Maglathlin, who won more than 100 tennis matches at Dartmouth, was a recipient of the Kenneth Archibald Prize, Dartmouth’s highest athletic honor, awarded annually to the member of the graduating class who has been the best all-around athlete, with regard also given to “moral worth and high standing in scholarship.” President and CEO of MBI, Inc., a consumer products company, he is forever grateful to Kenfield, who coached the men’s tennis team from 1967 to 1983.
“I showed up as a timid freshman trying out for the tennis team, and John Kenfield was like a father figure to me,” says Maglathlin. “He took me under his wing and told me I could be a really good tennis player. He had more confidence in me than I did, and without his guidance I wouldn’t have been nearly as competitive as I was on that team for those four years.”
Kinyon, who came to Dartmouth in 1980 to coach squash, succeeded Kenfield as tennis coach and led the men’s team to its first Ivy League championship in 1993 and its second in 1997. He retired in 2010.
“Chuck raised the bar of excellence for Dartmouth tennis,” says Maglathlin, who as a young alumnus first met the future Dartmouth coach while Kinyon was the tennis pro at Dublin Lake Club. They played as doubles partners in several tournaments and have remained close friends.
“I’m incredibly honored. When Peter called me to say he was naming this position in honor of John and me, I was flabbergasted,” says Kinyon. He adds that the program’s need for financial support has never been greater as competition has heightened over the years. For example, as tennis has become a global sport, coaches today need to recruit internationally to find the right mix of talented players who will coalesce and become teammates.
“One of the major challenges of coaching collegiate tennis at this level is that most of the players you’re recruiting have never played on a team,” says Kinyon. “Many of these young men have been playing in tournaments on their own since they’ve been nine or ten years old. You have to teach, mentor, and cajole players to be part of a team, which is challenging. It’s different than most sports.”
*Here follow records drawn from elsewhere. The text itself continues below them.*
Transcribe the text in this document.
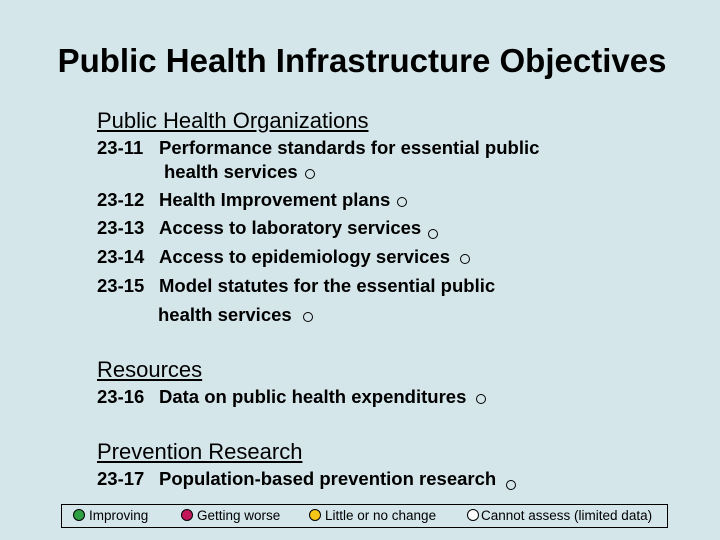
Public Health Infrastructure Objectives
Public Health Organizations
23-11 Performance standards for essential public
health services
23-12 Health Improvement plans
23-13 Access to laboratory services
23-14 Access to epidemiology services
23-15 Model statutes for the essential public
health services
Resources
23-16 Data on public health expenditures
Prevention Research
23-17 Population-based prevention research
Improving	Getting worse	Little or no change	Cannot assess (limited data)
Maglathlin also has a personal connection to the current men’s head coach, Xander Centenari ’13. A friend of Centenari’s uncle, Maglathlin was one of the first people to congratulate Centenari when he committed to Dartmouth in 2009, and as a member of the Friends of Dartmouth Tennis advisory board for many years, the two have been in regular touch.
“Peter has been an important part of my journey at every stage, and I couldn’t be more grateful for what he’s done,” says Centenari, the first John Kenfield and Chuck Kinyon Head Coach of Men’s Tennis. “In the Ivy League and beyond, there are a ton of great tennis programs out there. It’s becoming harder and harder to separate yourself from the competition because top players are looking at a number of schools. This endowment is going to help us immediately and benefit the program for generations.”
“I showed up as a timid freshman trying out for the tennis team, and John Kenfield was like a father figure to me. He took me under his wing and told me I could be a really good tennis player."